InsightIDR Release Notes / Nov 29, 2024

Nov 29, 202420241129

New

  • Watchguard XTM Event Source: The Watchguard XTM event source now generates web proxy documents from https-proxy events, in addition to http-proxy events, providing additional insights on activity in your network.
  • Log Search: You can now access statistics about the previous search queries' characteristics directly within Log Search. You now have greater insight into the volume of data searched, duration and index factor achieved.
  • Event Sources: We added new cloud event sources for Google Cloud Security Command Center and AWS GuardDuty.

Improved

  • Fortinet Firewall Event Source: In cases where the dstunauthuser field is absent, product-provided account will now be populated from the unauthuser field.
  • 1Password Event Source: The 1Password event source now does additional parsing of Cloud Service Activity docs.
  • Office 365 Event Source: We made changes to the Office 365 collector integration to alleviate high CPU usage issues under certain circumstances.
  • Palo Alto Networks Cortex XDR Event Source: We added product-provided account and account domain fields to Advanced Malware Documents produced from wildfire threat events.

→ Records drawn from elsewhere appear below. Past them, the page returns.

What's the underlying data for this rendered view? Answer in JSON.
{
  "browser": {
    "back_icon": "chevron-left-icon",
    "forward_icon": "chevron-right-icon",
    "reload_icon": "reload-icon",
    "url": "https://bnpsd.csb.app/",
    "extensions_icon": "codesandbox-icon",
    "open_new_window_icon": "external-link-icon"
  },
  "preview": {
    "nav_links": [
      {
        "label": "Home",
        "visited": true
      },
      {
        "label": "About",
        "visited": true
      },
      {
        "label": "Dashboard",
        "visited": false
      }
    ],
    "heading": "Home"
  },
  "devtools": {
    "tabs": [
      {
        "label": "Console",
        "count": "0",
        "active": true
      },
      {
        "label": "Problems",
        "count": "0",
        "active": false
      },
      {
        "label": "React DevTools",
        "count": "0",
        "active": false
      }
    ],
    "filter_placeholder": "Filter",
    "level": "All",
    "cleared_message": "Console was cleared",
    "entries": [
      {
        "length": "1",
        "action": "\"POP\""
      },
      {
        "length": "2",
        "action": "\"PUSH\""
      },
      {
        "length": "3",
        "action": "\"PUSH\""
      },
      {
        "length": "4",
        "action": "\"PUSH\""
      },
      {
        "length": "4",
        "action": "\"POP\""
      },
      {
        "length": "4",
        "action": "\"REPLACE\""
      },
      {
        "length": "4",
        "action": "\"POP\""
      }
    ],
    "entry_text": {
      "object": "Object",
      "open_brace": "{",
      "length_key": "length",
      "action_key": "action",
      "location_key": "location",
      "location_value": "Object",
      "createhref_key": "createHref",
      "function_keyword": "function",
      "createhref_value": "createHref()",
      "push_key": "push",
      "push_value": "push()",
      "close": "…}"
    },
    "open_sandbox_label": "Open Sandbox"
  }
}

We also updated severity field parsing to make use of an alternative value from the raw log if we can't map if from the value we currently use.
  • collector-component-upgrader-plugin: We updated the collector-component-upgrader-plugin for Java 17. AWS S3 data source: We modified AWS S3 endpoints to match AWS documents.
  • UI changes: We updated the Settings navigation, the User Details page, and the Data Collection page to be more visually modern and enhance clarity.

Fixed

  • We fixed an issue where severity was incorrectly parsed from the severity field and not the category/verdict field for the Palo Alto Networks Data Lake Event Source. Additionally, informational severity logs will no longer parse.
  • We fixed an issue where Netskope logs did not parse if they contained trailing characters.
  • We fixed an issue that caused the connection_status to be incorrectly set in the Fortinet Firewall event source, by adding an additional entry to the Action_status map and some additional functionality.
  • We fixed definition lookups for Windows events to support future operating system updates.
  • We fixed an issue in the Okta Event Source that caused Cloud Service Admin docs to not generate where a source IP was not present.
  • We fixed an issue that helped with AWS token renewal issues related to the AWS CloudTrail Event Source.
  • We fixed an issue where Linux File Integrity Monitoring information on the Settings navigation was not displayed.
  • We fixed an issue where InsightIDR links to the Platform homepage weren't working.
  • We fixed an issue where existing orchestrators could not be found and added to the Onboarding Progress page.
  • We fixed an issue where the Query Actions option was incorrectly disabled. You can now take any relevant query action such as saving it, adding it as a pre-computed query or generating a custom detection rule after executing a query.